Firstly, the procedure of transfer of participating interest (its part) in authorised capital from one shareholder of limited liability company (hereinafter referred to as “LLC”) to another one and/or third parties is detailed. Shareholder intending to exercise right of privilege purchase has to notify another shareholder who suggested to sell the participating interest (its part) within a 7-day period. Whereas, shareholder intending to buy participating interest (s) should specify whether he/she intends to purchase in full or partly.

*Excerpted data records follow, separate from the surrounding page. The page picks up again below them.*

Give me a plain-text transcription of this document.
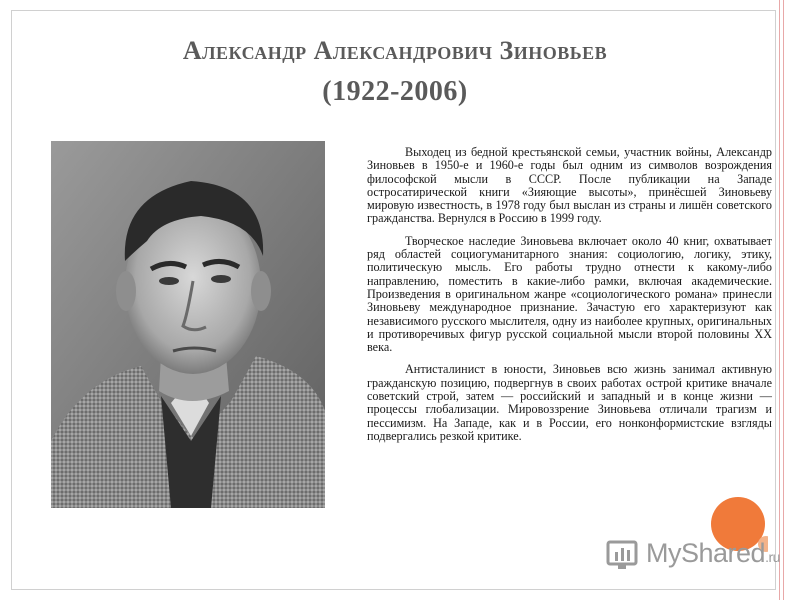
Александр Александрович Зиновьев
(1922-2006)

Выходец из бедной крестьянской семьи, участник войны, Александр Зиновьев в 1950-е и 1960-е годы был одним из символов возрождения философской мысли в СССР. После публикации на Западе остросатирической книги «Зияющие высоты», принёсшей Зиновьеву мировую известность, в 1978 году был выслан из страны и лишён советского гражданства. Вернулся в Россию в 1999 году.

Творческое наследие Зиновьева включает около 40 книг, охватывает ряд областей социогуманитарного знания: социологию, логику, этику, политическую мысль. Его работы трудно отнести к какому-либо направлению, поместить в какие-либо рамки, включая академические. Произведения в оригинальном жанре «социологического романа» принесли Зиновьеву международное признание. Зачастую его характеризуют как независимого русского мыслителя, одну из наиболее крупных, оригинальных и противоречивых фигур русской социальной мысли второй половины XX века.

Антисталинист в юности, Зиновьев всю жизнь занимал активную гражданскую позицию, подвергнув в своих работах острой критике вначале советский строй, затем — российский и западный и в конце жизни — процессы глобализации. Мировоззрение Зиновьева отличали трагизм и пессимизм. На Западе, как и в России, его нонконформистские взгляды подвергались резкой критике.

MyShared.ru
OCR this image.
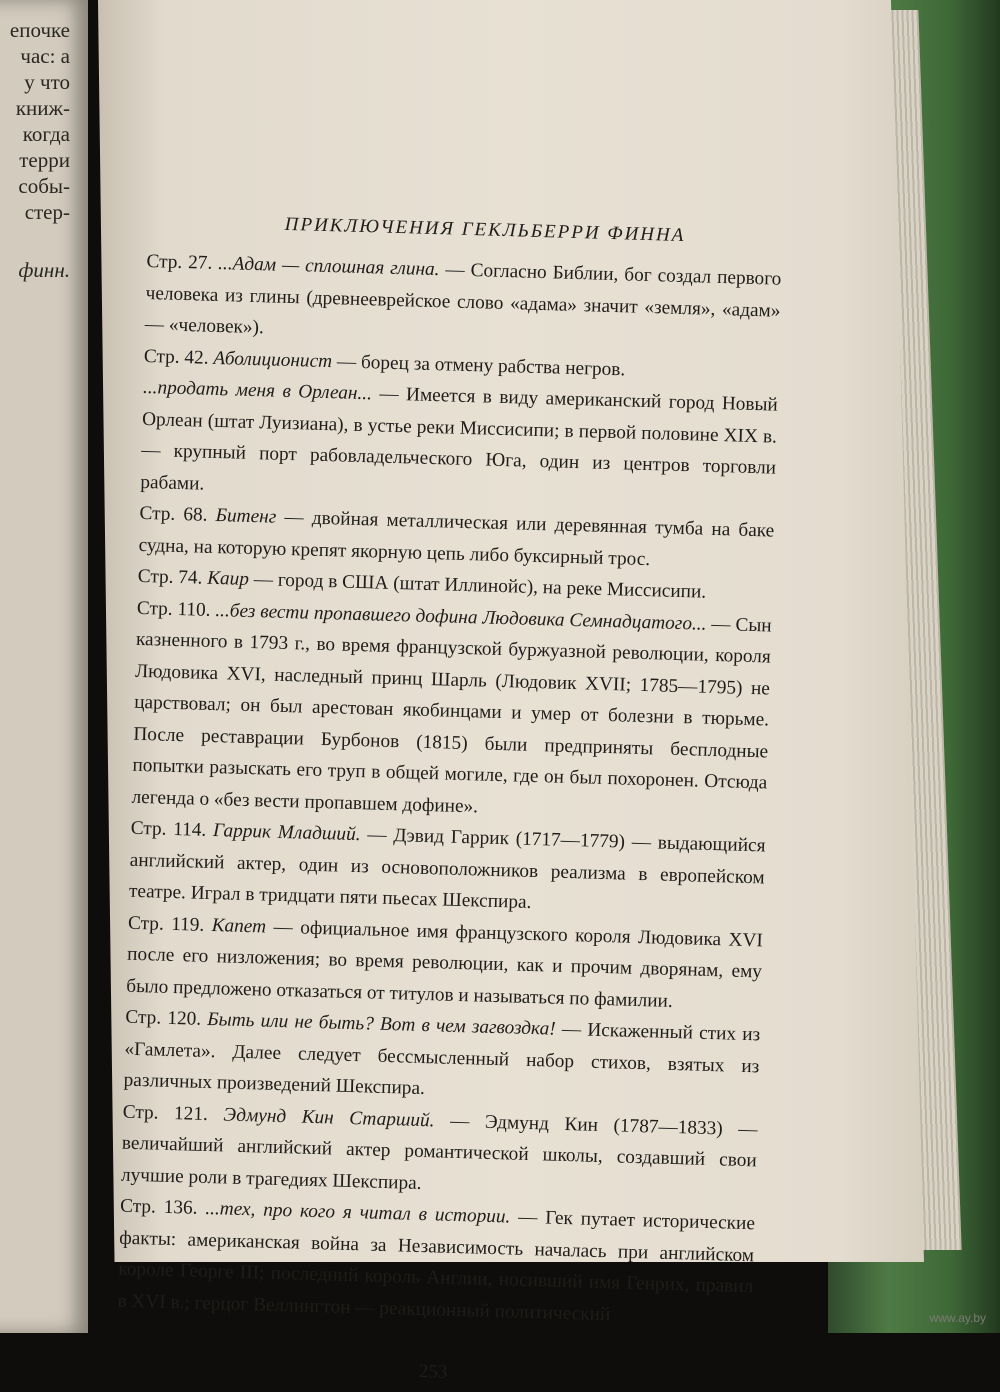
епочке
час: а
у что
книж-
когда
терри
собы-
стер-
финн.
ПРИКЛЮЧЕНИЯ ГЕКЛЬБЕРРИ ФИННА

Стр. 27. ...Адам — сплошная глина. — Согласно Библии, бог создал первого человека из глины (древнееврейское слово «адама» значит «земля», «адам» — «человек»).

Стр. 42. Аболиционист — борец за отмену рабства негров.

...продать меня в Орлеан... — Имеется в виду американский город Новый Орлеан (штат Луизиана), в устье реки Миссисипи; в первой половине XIX в.— крупный порт рабовладельческого Юга, один из центров торговли рабами.

Стр. 68. Битенг — двойная металлическая или деревянная тумба на баке судна, на которую крепят якорную цепь либо буксирный трос.

Стр. 74. Каир — город в США (штат Иллинойс), на реке Миссисипи.

Стр. 110. ...без вести пропавшего дофина Людовика Семнадцатого... — Сын казненного в 1793 г., во время французской буржуазной революции, короля Людовика XVI, наследный принц Шарль (Людовик XVII; 1785—1795) не царствовал; он был арестован якобинцами и умер от болезни в тюрьме. После реставрации Бурбонов (1815) были предприняты бесплодные попытки разыскать его труп в общей могиле, где он был похоронен. Отсюда легенда о «без вести пропавшем дофине».

Стр. 114. Гаррик Младший. — Дэвид Гаррик (1717—1779) — выдающийся английский актер, один из основоположников реализма в европейском театре. Играл в тридцати пяти пьесах Шекспира.

Стр. 119. Капет — официальное имя французского короля Людовика XVI после его низложения; во время революции, как и прочим дворянам, ему было предложено отказаться от титулов и называться по фамилии.

Стр. 120. Быть или не быть? Вот в чем загвоздка! — Искаженный стих из «Гамлета». Далее следует бессмысленный набор стихов, взятых из различных произведений Шекспира.

Стр. 121. Эдмунд Кин Старший. — Эдмунд Кин (1787—1833) — величайший английский актер романтической школы, создавший свои лучшие роли в трагедиях Шекспира.

Стр. 136. ...тех, про кого я читал в истории. — Гек путает исторические факты: американская война за Независимость началась при английском короле Георге III; последний король Англии, носивший имя Генрих, правил в XVI в.; герцог Веллингтон — реакционный политический

253
www.ay.by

Further succession of events depends on the cumulative size of the received offers:
- if it does not exceed the size of the participating interest being sold, each of shareholders will acquire part that they specified in the notice, and remained part can be alienated to the third party if no offers from shareholders of LLC are received;
- if it exceeds the size of the participating interest being sold (a part of participating interest), shareholders acquire proportion to the sizes of their shares in an authorised capital if other distribution is not provided by the charter or the foundation agreement of LLC.
Secondly, a person, that has become owner of 50 and more percent in an authorized capital (except the state), who does not own participating interest or owns less than 50 percent of participating interest, is obliged to offer minority shareholders to sell their participating interest to him at a market price. This offer can be communicated through the company notice if it is envisaged in the charter of LLC. Upon receipt of written consent of the minority shareholders on sale of their participating interest, majority shareholders are obliged to buy it.
Thirdly, time limit for repayment of dividends is specified – dividends should be paid within 60 days following the decision on profit distribution among shareholders. Specific term and procedure for repayment of dividends are determined in the charter of LLC or by the decision of general meeting of shareholders.